RHex is a simple implementation of reverse hex with a set of players. It includes a basic Monte Carlo tree search based player with Rapid Action Value Estimation (RAVE) modified from mopyhex [2] and four variations exploring possible improvements to the player. All of the players other than the basic on use an opening book and a static guaranteed winning strategy for boards smaller 6 x 6 for the player with the turn order advantage. The player files are:
- rave_mctsagent.py: the basic MCTS with RAVE player
- dca_mctsagent.py: the one using dead cell analysis [4]. The implementation also borrows some ideas from benzene [7].
- poolrave_mctsagent.py: the one using the poolRAVE variation of Monte Carlo tree search [5]
- lgr_mctsagent.py: the one using the Last Good Reply algorithm [6]

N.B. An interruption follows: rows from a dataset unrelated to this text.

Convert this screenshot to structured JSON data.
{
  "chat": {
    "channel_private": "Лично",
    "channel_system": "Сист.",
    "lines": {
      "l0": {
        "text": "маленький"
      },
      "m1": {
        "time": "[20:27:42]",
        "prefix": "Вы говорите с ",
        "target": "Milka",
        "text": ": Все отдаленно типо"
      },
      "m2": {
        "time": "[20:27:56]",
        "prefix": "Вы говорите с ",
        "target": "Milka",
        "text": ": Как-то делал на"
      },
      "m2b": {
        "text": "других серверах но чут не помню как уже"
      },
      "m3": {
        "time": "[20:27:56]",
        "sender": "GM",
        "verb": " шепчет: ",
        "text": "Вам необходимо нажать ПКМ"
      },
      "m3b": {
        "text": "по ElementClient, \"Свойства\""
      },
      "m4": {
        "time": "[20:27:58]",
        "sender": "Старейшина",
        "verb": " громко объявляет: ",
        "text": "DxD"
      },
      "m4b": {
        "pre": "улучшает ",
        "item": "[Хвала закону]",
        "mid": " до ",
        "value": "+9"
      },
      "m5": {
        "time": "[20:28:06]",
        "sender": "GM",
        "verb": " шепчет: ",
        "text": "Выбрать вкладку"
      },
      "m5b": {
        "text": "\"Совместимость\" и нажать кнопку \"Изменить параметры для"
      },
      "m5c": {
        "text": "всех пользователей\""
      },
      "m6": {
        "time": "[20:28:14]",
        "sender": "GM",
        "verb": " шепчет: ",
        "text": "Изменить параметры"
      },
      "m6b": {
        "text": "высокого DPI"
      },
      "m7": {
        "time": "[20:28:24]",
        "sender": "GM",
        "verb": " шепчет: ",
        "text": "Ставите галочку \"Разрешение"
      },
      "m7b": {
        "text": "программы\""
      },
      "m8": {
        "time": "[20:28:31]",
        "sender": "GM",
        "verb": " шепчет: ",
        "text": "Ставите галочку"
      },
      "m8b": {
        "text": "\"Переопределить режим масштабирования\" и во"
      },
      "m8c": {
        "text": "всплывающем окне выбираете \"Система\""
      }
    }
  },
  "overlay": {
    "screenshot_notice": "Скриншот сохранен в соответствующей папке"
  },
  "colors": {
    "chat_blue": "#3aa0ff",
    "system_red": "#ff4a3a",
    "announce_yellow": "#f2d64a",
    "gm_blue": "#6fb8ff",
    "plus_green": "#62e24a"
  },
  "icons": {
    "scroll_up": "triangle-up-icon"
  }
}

- decisive_move_mctsagent.py: the one using Decisive Moves [1] in the tree search rollout policy
[1] C Browne, E Powley, D Whitehouse, S Lucas, P I Cowling, P Rohlfshagen, S Tavener, D Perez, S Samothrakis, and S Colton. A survey of monte carlo tree search methods. In IEEE Transactions on Computational Intelligence and AI in Games, vol.4, no.1, pages 1-43, 2012. [2] Kenny Young. Mopyhex. https://github.com/yotomyoto/mopyhex, 2015. Accessed 2016-02-19. [3] R Hayward, B Toft, and P Henderson. How to play reverse hex. In Discrete Mathematics, vol. 312, no. 1, pages 148-156, 2012. [4] R Hayward. A puzzling hex primer. In Michael H. Albert and Richard J. Nowakowski, editors, Games of No Chance 3, pages 151-162. Cambridge University Press, 2009. [5] J Hoock, C Lee, A Rimmel, F Teytaud, O Teytaud, and M Wang. Intelligent agents for the game of go. In IEEE Comput. Intell. Mag., vol. 5, no. 4, pages 28–42, 2010. [6] P Drake. The last-good-reply policy for monte-carlo go. In Int. Comp. Games Assoc. J., vol. 32, no. 4, pages 221–227, 2009. [7] J Pawlewicz. Benzene. https://github.com/jakubpawlewicz/benzene, 2012. Accessed 2016-04-12.